Keluarga Tahanan Padati Rutan KPK saat Momen Iduladha 2026
Rumah Tahanan (Rutan) Komisi Pemberantasan Korupsi (KPK) di Kuningan, Jakarta Selatan tampak ramai pada Rabu (27/5/2026). Momentum Hari Raya Iduladha 1447 Hijriah dimanfaatkan keluarga tahanan untuk melepas rindu dengan kerabat mereka yang tengah menjalani penahanan.
Berdasarkan pantauan di lokasi, keluarga tahanan mulai berdatangan ke kawasan rutan usai salat Iduladha. Meski jam besuk belum dibuka, satu per satu keluarga tampak mengantre sejak pagi demi mendapatkan giliran terdepan.
Sejumlah keluarga terlihat sudah mengantre sejak pukul 08.00 WIB. Beberapa di antaranya juga membawa makanan untuk kerabat yang ditahan guna merayakan suasana Iduladha bersama di dalam rutan.
Baca juga: Gus Yaqut hingga Bupati Sudewo Salat Iduladha di Masjid KPK
Momen kunjungan tersebut tak hanya dimanfaatkan keluarga tahanan beragama muslim. KPK juga memberikan kesempatan kepada tahanan non-muslim untuk menerima kunjungan keluarga.Salah satu keluarga yang terlihat datang ialah Silviana Rinita Harefa, istri mantan Wakil Menteri Ketenagakerjaan (Wamenaker) Immanuel Ebenezer (Noel). Silviana datang bersama ibu dan anaknya untuk bertemu Noel.
"Baru dibuka jam 10.00 WIB. Tapi, keluarga kayaknya antusias banget pengen merayakan Iduladha bersama di dalam. Jam 7 tuh udah ada yang antre di depan tadi. Karena pintu belakang kan ditutup, jadi harus lewat pintu depan," ujar Silviana saat ditemui, Rabu (27/5/2026).
Silviana mengaku tak pernah absen menjenguk suaminya pada momen hari raya sejak Noel ditahan. Menurut dia, waktu kunjungan saat Iduladha dimanfaatkan betul untuk berkumpul bersama keluarga."Yang sebelumnya kan cuma 2 jam, tapi kemarin dapet informasi terbaru ditambah satu jam.

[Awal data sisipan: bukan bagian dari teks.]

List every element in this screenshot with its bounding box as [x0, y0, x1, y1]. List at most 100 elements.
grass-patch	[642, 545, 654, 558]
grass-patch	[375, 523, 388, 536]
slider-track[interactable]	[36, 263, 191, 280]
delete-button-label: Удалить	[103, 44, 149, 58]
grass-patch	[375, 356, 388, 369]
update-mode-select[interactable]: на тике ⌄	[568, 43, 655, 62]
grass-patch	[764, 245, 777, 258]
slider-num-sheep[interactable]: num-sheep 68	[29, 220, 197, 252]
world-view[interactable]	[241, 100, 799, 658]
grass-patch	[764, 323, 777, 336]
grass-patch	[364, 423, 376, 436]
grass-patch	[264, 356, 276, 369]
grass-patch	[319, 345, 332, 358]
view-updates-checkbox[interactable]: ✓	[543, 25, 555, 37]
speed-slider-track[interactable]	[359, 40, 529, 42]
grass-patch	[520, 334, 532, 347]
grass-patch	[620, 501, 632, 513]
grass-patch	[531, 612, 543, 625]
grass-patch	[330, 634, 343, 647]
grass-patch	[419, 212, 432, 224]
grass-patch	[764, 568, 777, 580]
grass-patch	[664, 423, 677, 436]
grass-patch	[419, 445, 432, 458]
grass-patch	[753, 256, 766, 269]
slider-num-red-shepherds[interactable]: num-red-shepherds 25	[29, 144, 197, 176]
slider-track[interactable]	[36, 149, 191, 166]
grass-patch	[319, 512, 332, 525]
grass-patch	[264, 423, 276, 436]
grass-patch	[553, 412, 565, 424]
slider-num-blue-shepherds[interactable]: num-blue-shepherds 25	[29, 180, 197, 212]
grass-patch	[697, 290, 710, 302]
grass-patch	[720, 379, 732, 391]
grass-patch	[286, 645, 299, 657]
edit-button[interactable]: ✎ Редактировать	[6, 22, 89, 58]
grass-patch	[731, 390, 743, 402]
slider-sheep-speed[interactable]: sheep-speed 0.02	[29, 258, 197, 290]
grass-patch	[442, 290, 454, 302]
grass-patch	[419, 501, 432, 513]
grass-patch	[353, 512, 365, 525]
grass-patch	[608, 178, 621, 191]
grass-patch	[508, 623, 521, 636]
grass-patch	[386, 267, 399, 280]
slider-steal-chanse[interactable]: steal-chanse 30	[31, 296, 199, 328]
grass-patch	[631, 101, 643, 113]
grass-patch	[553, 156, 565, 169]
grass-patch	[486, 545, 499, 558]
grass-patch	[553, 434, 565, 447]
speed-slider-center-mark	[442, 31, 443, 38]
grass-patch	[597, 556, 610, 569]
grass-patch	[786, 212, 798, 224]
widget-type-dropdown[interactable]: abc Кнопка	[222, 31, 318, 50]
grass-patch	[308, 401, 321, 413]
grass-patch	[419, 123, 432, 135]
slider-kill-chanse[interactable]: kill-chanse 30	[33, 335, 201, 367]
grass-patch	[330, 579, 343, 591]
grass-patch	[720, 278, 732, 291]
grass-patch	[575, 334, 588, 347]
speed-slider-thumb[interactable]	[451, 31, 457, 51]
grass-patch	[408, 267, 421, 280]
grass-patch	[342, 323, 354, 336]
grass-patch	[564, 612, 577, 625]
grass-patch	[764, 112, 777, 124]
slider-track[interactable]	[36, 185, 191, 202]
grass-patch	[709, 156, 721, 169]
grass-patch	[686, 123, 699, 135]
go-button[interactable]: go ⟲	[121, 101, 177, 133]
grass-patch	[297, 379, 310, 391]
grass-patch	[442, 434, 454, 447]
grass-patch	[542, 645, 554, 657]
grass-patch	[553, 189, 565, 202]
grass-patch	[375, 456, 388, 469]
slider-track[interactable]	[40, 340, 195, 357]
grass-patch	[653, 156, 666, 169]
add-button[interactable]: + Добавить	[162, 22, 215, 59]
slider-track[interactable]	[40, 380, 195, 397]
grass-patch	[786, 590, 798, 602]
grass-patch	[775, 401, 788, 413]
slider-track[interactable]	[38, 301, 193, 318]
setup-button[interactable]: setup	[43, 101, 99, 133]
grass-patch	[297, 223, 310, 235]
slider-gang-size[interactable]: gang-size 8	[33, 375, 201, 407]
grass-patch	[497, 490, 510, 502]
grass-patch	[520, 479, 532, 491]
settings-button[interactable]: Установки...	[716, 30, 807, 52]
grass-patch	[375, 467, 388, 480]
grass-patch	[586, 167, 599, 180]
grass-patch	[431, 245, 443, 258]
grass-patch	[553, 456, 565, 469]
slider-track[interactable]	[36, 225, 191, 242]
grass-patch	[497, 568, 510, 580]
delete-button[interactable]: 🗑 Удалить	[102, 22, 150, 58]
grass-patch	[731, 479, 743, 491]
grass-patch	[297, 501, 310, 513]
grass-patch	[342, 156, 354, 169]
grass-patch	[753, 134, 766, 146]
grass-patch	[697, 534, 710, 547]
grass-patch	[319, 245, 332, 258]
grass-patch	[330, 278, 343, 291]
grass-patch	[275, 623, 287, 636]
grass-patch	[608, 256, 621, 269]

Dari harusnya kan jam 10 sampai jam 12, tapi kemarin aku liat di grup WhatsApp juga ada jam 10 sampai jam 1 siang. Ada penambahan jam lah jadi 3 jam," terang Silviana.
Dalam kunjungan kali ini, Silviana juga membawakan bekal makanan untuk suaminya. Ia memilih nasi kebuli agar suasana Iduladha lebih terasa.
"Hari ini ada sih (bawa makanan). Dari panitia kan sudah kompromi gitu ya, jadi ada nasi kebuli. Karena ini hari Idul Adha jadi nasi kebuli, kan ciri khasnya kambing ya. Terus ada pastel, gorengan, terus ada minumannya es kelapa," lanjut Silviana.
Selain berharap dapat merayakan Iduladha bersama keluarga, Silviana juga berharap hakim dapat memutus perkara suaminya dengan adil. Meski demikian, ia menegaskan keluarganya akan tetap menghormati proses hukum yang berjalan.
"Kalau penginnya sih bebas ya. Ini kan ya keinginan seorang istri dan keluargalah. Tapi kalau emang nggak ini mah ya udah kita patuh dengan hukum yang berlakulah ya," tandas dia.